O Teatro Imaginário Maracangalha apresentou, cenicamente, obras do poeta corumbaense e modernista Lobivar Matos. Foto: Muriel Xavier/Fasp
Não por acaso, essa cultura de rua – influenciada pela cultura negra diaspórica norte-americana – também está marcada nas gerações mais novas de Corumbá e é representada no Fasp. Na sexta (27), o coletivo Cotidiano Difícil, formado por jovens corumbaenses, se apresentou no centro da cidade com performances de b-boys, b-girls, MCs, DJs. Parte desse grupo também fará apresentação de slam no sábado (28), na Batalha do Porto, pela programação do festival. Através do grafite, outros jovens vêm promovendo o encontro da arte urbana com o patrimônio cultural local. Isso se torna possível por um aspecto de viés modernista: a antropofagia. Deglutem-se as culturas outras que nos frequentam e atravessam e, a partir daí, faz-se algo resultado disso. O MC e dançarino Larocca, 29 anos, nasceu no Rio de Janeiro, mas, desde os nove, mora em Corumbá. Sua formação artística se deu nesta cidade. “A gente dialoga com todas as culturas, as daqui do nosso local e as de fora. Falamos da nossa gente e trazemos também a crítica, falamos dos seus problemas.”

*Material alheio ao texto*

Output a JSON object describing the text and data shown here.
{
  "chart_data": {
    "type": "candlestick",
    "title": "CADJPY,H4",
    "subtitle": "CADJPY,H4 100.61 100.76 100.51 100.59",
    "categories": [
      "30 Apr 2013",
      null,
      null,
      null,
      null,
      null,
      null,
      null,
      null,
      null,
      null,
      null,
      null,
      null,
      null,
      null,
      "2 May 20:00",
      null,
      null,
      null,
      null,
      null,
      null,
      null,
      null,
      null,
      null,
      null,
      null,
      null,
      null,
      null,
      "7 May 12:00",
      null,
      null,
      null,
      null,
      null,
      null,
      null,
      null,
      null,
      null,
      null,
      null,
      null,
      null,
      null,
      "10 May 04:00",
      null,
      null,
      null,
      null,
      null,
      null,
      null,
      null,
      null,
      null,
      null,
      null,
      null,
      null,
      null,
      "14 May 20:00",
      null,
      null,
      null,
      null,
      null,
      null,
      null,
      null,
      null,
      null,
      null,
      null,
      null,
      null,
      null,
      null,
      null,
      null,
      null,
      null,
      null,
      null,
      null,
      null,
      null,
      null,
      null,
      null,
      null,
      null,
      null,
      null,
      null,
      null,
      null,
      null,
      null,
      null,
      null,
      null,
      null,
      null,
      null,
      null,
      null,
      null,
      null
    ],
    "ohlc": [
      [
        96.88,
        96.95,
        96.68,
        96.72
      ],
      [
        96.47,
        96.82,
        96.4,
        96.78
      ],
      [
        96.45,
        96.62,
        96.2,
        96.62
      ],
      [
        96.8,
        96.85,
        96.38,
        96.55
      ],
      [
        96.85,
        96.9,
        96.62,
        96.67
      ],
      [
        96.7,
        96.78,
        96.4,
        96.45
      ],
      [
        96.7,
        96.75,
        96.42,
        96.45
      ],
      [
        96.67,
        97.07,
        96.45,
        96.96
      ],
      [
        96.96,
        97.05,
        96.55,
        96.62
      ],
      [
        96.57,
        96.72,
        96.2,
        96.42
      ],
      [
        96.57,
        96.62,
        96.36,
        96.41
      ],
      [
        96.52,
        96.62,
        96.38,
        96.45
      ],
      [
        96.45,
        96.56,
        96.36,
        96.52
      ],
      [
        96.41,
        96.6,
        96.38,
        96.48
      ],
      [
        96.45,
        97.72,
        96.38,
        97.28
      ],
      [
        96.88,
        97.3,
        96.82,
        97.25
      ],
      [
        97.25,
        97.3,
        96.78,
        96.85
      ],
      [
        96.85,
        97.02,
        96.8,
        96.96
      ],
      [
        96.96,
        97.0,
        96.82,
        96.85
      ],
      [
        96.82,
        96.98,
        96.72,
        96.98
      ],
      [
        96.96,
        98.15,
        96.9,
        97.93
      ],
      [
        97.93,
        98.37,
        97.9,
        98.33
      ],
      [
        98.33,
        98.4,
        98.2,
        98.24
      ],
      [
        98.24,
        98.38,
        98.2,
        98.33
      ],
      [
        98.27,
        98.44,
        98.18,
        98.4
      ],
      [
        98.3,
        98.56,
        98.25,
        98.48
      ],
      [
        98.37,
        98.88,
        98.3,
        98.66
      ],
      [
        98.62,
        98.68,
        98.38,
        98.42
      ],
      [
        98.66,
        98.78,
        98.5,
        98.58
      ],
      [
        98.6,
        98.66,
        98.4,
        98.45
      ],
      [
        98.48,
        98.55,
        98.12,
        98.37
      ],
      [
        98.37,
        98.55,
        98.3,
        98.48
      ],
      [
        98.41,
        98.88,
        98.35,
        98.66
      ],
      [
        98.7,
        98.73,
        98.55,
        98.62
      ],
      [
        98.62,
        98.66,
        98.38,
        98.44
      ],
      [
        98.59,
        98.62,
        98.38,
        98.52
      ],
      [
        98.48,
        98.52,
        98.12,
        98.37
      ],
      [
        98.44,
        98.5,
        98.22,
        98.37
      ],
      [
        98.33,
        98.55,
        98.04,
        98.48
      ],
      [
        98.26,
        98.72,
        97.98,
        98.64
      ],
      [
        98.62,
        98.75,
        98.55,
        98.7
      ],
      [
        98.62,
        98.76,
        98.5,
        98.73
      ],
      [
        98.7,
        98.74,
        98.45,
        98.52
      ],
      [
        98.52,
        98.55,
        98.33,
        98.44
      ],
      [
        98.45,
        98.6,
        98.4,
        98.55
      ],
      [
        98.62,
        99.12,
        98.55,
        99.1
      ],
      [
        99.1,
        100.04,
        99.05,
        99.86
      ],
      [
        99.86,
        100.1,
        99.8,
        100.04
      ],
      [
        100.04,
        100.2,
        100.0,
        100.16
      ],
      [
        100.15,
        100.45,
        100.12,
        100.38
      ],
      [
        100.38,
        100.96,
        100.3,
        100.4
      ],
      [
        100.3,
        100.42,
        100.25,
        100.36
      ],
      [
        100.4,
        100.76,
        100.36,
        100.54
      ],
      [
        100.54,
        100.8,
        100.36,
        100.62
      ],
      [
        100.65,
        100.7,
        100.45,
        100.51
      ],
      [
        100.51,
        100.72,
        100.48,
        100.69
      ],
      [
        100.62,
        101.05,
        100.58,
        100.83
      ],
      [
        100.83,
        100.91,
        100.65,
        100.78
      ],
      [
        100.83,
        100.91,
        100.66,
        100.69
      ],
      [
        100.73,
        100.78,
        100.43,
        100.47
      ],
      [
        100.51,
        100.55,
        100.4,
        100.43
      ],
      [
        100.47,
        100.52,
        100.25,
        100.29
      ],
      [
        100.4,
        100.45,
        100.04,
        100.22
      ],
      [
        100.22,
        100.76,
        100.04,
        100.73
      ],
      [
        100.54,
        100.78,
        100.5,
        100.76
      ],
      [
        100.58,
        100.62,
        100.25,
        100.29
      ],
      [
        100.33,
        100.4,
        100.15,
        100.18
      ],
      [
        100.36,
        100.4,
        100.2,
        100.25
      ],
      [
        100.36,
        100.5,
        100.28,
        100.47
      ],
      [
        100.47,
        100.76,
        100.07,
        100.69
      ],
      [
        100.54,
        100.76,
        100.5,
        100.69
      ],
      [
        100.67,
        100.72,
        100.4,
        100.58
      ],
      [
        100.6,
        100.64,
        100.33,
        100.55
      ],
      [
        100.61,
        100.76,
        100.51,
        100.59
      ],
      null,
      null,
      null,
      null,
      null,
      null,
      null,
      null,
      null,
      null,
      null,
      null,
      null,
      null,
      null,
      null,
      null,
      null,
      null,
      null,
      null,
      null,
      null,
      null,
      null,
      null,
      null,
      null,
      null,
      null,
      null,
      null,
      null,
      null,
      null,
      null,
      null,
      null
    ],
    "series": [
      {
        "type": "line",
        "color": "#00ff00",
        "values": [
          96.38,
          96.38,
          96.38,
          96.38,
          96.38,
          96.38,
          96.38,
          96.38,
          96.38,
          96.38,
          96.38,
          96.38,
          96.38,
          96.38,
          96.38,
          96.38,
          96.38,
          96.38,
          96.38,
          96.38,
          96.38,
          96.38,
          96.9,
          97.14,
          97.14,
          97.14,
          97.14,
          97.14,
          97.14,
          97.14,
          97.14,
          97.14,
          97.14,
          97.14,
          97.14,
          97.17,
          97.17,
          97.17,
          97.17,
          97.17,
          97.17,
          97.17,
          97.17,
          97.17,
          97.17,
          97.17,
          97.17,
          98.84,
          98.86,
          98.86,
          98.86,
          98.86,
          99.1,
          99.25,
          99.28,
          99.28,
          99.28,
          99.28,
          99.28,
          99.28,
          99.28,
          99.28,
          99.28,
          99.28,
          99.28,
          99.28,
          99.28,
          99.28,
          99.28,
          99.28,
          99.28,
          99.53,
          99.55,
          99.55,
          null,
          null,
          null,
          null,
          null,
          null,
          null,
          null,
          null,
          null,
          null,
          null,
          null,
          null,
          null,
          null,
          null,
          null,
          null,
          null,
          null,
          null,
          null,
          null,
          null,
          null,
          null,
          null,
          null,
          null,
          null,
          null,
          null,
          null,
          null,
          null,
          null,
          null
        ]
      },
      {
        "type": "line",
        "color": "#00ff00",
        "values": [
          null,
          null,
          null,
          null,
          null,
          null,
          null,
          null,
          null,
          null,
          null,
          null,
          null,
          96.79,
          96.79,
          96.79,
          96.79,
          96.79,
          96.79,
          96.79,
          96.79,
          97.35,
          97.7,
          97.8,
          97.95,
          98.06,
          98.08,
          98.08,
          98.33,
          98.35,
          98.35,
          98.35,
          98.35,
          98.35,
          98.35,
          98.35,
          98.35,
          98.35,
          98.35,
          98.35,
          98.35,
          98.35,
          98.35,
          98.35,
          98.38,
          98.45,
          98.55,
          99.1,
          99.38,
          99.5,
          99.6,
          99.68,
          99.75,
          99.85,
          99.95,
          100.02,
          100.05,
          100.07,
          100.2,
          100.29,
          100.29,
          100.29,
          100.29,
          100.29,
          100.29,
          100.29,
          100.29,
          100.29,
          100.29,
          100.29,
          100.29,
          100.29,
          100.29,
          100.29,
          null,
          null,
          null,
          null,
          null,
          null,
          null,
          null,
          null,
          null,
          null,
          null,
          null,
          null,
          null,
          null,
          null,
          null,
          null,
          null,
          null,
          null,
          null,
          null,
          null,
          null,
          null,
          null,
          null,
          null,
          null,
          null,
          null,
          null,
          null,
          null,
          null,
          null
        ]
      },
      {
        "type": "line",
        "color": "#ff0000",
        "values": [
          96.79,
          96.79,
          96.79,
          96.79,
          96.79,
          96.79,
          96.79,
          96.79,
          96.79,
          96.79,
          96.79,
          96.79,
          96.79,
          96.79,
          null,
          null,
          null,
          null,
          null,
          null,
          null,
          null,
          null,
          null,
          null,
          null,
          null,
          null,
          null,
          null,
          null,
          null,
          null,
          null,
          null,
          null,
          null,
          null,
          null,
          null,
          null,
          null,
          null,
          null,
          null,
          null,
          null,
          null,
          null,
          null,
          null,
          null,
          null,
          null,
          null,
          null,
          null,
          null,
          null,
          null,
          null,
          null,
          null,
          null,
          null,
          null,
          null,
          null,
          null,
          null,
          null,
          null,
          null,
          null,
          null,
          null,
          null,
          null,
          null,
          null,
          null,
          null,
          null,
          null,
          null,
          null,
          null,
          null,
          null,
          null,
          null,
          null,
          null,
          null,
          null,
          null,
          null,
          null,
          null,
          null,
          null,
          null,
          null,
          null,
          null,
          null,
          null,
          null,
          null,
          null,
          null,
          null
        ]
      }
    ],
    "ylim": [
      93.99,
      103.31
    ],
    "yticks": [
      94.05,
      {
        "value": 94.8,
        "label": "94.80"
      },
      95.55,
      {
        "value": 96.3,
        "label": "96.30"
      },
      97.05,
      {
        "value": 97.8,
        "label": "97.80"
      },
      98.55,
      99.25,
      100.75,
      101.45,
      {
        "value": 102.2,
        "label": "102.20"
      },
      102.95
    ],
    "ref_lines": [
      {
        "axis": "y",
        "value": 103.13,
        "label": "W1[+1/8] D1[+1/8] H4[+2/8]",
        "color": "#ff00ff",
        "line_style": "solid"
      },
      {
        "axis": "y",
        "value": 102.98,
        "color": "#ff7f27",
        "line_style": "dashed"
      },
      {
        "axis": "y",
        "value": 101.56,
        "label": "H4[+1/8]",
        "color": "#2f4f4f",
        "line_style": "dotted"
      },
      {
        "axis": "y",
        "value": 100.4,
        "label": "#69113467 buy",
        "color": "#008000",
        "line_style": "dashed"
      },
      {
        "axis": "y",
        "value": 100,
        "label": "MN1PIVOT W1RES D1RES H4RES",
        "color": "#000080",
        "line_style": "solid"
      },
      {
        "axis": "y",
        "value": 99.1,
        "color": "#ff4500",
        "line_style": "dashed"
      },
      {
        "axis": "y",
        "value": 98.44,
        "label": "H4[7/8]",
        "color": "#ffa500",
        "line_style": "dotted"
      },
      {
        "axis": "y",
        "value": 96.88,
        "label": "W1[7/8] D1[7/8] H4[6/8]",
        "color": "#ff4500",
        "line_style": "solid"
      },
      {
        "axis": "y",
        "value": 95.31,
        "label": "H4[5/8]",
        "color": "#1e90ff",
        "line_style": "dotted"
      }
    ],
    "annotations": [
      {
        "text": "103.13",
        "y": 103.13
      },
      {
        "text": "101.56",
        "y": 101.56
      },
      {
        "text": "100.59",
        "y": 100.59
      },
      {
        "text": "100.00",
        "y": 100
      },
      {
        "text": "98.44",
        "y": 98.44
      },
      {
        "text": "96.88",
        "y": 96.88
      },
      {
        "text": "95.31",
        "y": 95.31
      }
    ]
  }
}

Dentro desse caldeirão antropofágico, não há como não inserir a América do Sul hispânica. A exemplo da Academia de Danças Folclóricas da Bolívia, grupo que existe há 23 anos, com integrantes de La Paz e Potosí, que se apresentou na quinta (26), no Palco de Artes Cênicas, à beira do Rio Paraguai. Um espetáculo de cores vibrantes, de indumentárias ricamente trabalhadas como um artesanato típico do seu povo. Passeando por tradições culturais como Caporales, Diablada, Tinku, Tonada, entre outros. Outra representante da América hispânica foi a argentina Sofia Viola, que faz um som enérgico, trafegando por tangos, rock, boleros, jazz e pela primeira vez se apresentou no Fasp.

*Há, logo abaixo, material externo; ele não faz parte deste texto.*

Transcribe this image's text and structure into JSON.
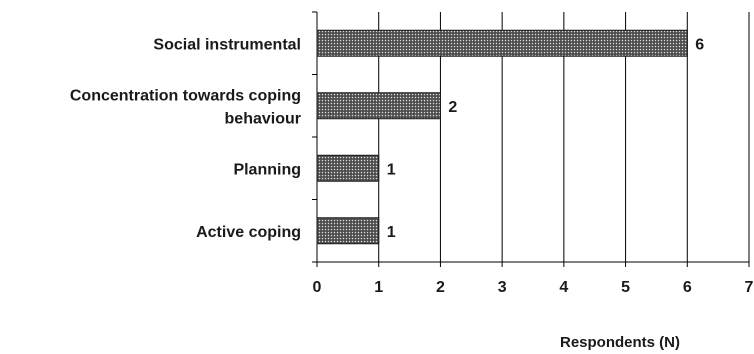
{
  "chart_data": {
    "type": "bar",
    "orientation": "horizontal",
    "categories": [
      [
        "Social instrumental"
      ],
      [
        "Concentration towards coping",
        "behaviour"
      ],
      [
        "Planning"
      ],
      [
        "Active coping"
      ]
    ],
    "values": [
      6,
      2,
      1,
      1
    ],
    "value_labels": [
      "6",
      "2",
      "1",
      "1"
    ],
    "xlabel": "Respondents (N)",
    "xlim": [
      0,
      7
    ],
    "xticks": [
      "0",
      "1",
      "2",
      "3",
      "4",
      "5",
      "6",
      "7"
    ],
    "grid": "vertical",
    "bar_fill": "dotted dark gray pattern",
    "colors": {
      "bar": "#555555",
      "dots": "#d9d9d9",
      "grid": "#000000"
    }
  }
}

A cantora Sofia Viola (ARG) também representou o encontro da América hispânica com o Brasil no festival sul-matogrossense. Foto: Vaca Azul/Fasp
A programação do Fasp contempla ainda cinema, teatro, circo, literatura, dança, artes visuais, que também abrigam esse intercambiar de povos e suas singularidades/pluralidades. Cem anos depois do que pensaram e propuseram os modernistas, confirmamos, por mais uma vez, que não há como sintetizar uma identidade nacional de um povo muito mais afeito a misturar-se do que a distinguir-se, e o Festival América do Sul Pantanal é esse momento em que tudo isso parece muito mais nítido, vívido e digno de se celebrar.
LEONARDO VILA NOVA é jornalista cultural e músico.
*O repórter viajou a convite do festival, realizado pela Fundação de Cultura do Mato Grosso do Sul junto à Prefeitura de Corumbá.